Jennifer Cole

Jennifer Cole

Fellow: Awarded 2013
Field of Study: African Studies

Competition: US & Canada

University of Chicago

Jennifer Cole is a cultural anthropologist whose research investigates how personal change over the life course shapes, and is shaped by, broader political, economic, and cultural transformations: the unruly terrain where person and history meet.  Drawing on intensive fieldwork in Madagascar and now in France, her work addresses these issues by studying social memory, youth and generational change, intimate economies of sex and love, and more recently, female migration, all issues that are part of her broader interest in intergenerational transformation.  Social memory, youth, and migration have all been classic topics in sociology.

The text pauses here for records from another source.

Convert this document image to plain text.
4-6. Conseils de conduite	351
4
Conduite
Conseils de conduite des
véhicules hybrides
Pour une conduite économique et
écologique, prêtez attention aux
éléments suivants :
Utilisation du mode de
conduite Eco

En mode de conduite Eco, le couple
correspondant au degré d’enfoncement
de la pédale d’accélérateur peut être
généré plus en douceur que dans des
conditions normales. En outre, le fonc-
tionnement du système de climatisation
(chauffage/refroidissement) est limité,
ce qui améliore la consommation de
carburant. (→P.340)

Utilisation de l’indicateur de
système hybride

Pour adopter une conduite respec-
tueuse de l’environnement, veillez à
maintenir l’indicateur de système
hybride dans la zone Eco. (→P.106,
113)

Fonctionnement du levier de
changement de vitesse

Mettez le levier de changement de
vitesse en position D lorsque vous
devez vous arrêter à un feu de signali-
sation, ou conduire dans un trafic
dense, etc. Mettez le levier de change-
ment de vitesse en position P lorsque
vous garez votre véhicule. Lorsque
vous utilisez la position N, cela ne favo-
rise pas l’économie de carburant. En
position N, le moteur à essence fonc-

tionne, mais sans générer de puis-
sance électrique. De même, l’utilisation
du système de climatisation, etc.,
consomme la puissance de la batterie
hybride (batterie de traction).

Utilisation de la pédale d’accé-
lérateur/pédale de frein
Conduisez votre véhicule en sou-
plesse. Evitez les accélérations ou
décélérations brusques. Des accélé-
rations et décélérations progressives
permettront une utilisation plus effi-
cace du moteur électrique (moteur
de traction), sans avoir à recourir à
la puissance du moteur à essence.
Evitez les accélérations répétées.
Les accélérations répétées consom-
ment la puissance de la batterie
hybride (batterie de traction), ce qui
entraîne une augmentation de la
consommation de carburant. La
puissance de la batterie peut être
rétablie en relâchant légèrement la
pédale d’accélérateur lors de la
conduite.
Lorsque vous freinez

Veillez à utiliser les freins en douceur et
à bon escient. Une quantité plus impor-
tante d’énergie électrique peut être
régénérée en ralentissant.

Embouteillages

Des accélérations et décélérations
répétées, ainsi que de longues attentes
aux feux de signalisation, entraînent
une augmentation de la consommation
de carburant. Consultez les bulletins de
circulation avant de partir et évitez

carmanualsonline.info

Cole approaches them, however, with the sensibilities and methodology of a cultural anthropologist steeped in long-term fieldwork in a single society while sharing historians’ concern with watching change and continuity emerge over time.  Her first book, Forget Colonialism? Sacrifice and the Art of Memory in Madagascar (2001), offered a nuanced account of how one small community grappled with the legacy of intrusive colonial violence while formulating a new approach to the study of historical memory.  A second book, Sex and Salvation:  Imagining the Future in Madagascar (2010), contributes to the contemporary study of youth, globalization, and generational change.  She has also published several edited volumes, two of which focus on youth, intergenerational relations, and temporality (Generations and Globalization, 2007 and Figuring the Future, 2008, both edited with Deborah Durham). A third edited volume examines the issue of love in Africa (Love in Africa, edited with Lynn Thomas).   During her tenure as a Guggenheim Fellow, Cole will be working on a book tentatively entitled No Longer the Bachelor’s Ball:  Malagasy Marriage Migrants and the Making of a Hybrid Culture in France.  Based on fieldwork in France and her prior work in Madagascar, the book investigates the social, economic, political, and cultural processes that prompt women from Madagascar and men from rural France to seek one another as marriage partners and the complex cultural transformations that result from the formation of these binational and biracial families. Cole is a professor in the Department of Comparative Human Development at the University of Chicago and the Chair of the Committee on African Studies.